Je n’ai jamais cessé de dire, moi aussi, que l’homme était une femme comme les autres, à commencer par moi-même, car c’est une grande qualité des hommes que de pouvoir aussi être femme, et de très bien comprendre la femme, mieux qu’elle ne se comprend elle-même, et de savoir ce qu’elle désire, puisque de son côté, elle n’en sait rien.
Restons ouvertes d’esprit et positives, puisque c’est mieux de croire que les vieux barbons qui voulaient préserver leurs règles, traditions et prérogatives sont bel et bien au temps de la canne et du deuil qu’on ne leur doit pas! Depuis leur disparition, on n’est plus les mêmes! Au moins, ici, dans notre espace de vie. Plus loin, c’est encore plus loin et plus compliqué ou toujours pareil. Une question ou une pensée pacifiste/ guerrière/ constructive pour traverser les temps et les convulsions barbares?

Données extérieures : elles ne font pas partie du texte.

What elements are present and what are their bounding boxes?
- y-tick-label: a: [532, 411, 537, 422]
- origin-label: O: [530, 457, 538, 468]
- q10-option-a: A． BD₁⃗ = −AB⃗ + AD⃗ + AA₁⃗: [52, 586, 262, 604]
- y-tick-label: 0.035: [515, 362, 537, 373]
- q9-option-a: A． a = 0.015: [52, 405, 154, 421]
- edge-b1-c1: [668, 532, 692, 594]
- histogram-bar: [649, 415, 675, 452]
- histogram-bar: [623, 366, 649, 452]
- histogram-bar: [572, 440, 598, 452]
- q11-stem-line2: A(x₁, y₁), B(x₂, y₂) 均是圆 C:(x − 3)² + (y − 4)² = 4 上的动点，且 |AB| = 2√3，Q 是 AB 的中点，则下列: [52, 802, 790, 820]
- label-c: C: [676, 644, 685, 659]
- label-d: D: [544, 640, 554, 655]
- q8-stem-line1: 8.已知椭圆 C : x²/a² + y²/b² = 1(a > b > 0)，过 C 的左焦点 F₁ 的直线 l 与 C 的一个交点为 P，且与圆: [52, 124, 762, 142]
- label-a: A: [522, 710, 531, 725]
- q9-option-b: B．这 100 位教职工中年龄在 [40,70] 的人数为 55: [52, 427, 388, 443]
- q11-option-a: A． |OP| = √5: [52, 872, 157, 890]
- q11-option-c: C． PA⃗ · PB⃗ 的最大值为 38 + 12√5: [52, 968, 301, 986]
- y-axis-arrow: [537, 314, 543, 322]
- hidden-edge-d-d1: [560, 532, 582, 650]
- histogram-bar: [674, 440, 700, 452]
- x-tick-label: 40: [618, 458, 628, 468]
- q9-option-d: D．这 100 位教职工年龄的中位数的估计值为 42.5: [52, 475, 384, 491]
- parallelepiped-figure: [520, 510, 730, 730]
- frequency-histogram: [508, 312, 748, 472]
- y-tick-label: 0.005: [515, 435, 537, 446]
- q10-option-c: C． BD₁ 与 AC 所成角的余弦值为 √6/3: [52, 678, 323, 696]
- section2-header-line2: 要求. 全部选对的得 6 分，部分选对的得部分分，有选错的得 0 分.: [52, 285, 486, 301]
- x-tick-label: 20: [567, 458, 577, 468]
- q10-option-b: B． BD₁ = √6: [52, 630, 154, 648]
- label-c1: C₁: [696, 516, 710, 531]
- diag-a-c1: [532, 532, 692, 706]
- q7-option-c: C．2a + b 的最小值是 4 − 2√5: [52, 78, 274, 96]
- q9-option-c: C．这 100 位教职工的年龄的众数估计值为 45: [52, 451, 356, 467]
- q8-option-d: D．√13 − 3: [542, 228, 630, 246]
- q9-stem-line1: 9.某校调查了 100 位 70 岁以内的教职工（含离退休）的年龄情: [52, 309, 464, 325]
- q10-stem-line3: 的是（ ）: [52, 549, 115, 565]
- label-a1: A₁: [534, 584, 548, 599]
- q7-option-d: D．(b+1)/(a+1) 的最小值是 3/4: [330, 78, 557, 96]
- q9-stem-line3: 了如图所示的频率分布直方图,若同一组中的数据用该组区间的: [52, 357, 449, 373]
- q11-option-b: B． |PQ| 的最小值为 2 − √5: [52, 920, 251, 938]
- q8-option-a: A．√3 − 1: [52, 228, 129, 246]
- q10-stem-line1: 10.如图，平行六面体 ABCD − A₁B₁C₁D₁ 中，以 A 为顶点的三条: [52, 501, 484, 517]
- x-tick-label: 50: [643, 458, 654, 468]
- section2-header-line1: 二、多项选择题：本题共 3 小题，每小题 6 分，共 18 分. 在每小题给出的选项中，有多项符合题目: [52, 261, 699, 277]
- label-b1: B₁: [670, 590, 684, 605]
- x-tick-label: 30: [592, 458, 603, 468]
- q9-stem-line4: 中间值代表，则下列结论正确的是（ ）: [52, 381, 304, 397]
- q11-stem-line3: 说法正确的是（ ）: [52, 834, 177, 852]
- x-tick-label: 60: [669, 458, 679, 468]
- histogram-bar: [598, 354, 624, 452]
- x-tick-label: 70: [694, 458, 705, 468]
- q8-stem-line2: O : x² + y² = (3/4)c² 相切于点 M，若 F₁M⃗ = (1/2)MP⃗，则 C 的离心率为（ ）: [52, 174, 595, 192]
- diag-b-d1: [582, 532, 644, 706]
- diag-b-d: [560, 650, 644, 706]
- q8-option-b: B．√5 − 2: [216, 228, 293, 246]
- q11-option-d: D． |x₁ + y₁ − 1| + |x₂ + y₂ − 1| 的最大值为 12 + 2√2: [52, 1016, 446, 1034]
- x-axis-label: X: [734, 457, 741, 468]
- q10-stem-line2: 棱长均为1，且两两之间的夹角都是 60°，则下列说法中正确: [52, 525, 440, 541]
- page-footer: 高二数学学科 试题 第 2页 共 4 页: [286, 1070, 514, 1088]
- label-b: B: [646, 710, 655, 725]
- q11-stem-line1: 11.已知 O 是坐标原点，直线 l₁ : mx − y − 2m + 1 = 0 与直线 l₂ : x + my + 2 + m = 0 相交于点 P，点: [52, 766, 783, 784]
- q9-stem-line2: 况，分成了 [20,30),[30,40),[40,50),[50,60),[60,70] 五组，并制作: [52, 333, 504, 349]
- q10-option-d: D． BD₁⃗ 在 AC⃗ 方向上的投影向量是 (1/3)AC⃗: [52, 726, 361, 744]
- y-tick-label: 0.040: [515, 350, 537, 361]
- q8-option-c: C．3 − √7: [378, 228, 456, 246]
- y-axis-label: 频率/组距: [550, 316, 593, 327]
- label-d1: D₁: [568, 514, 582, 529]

Je me sens plein de pensées barbares, et d’envies plus barbares encore, dussent-elles ne pas être agréées par notre terrifiante époque de censure, où plus aucun homme n’ose dire un mot, sans prendre le risque de se voir réduit en charpie, sans anesthésie qui plus est. Pour cette raison, je me contenterais de conclure pudiquement que la femme, vraiment, la femme est une chose formidable.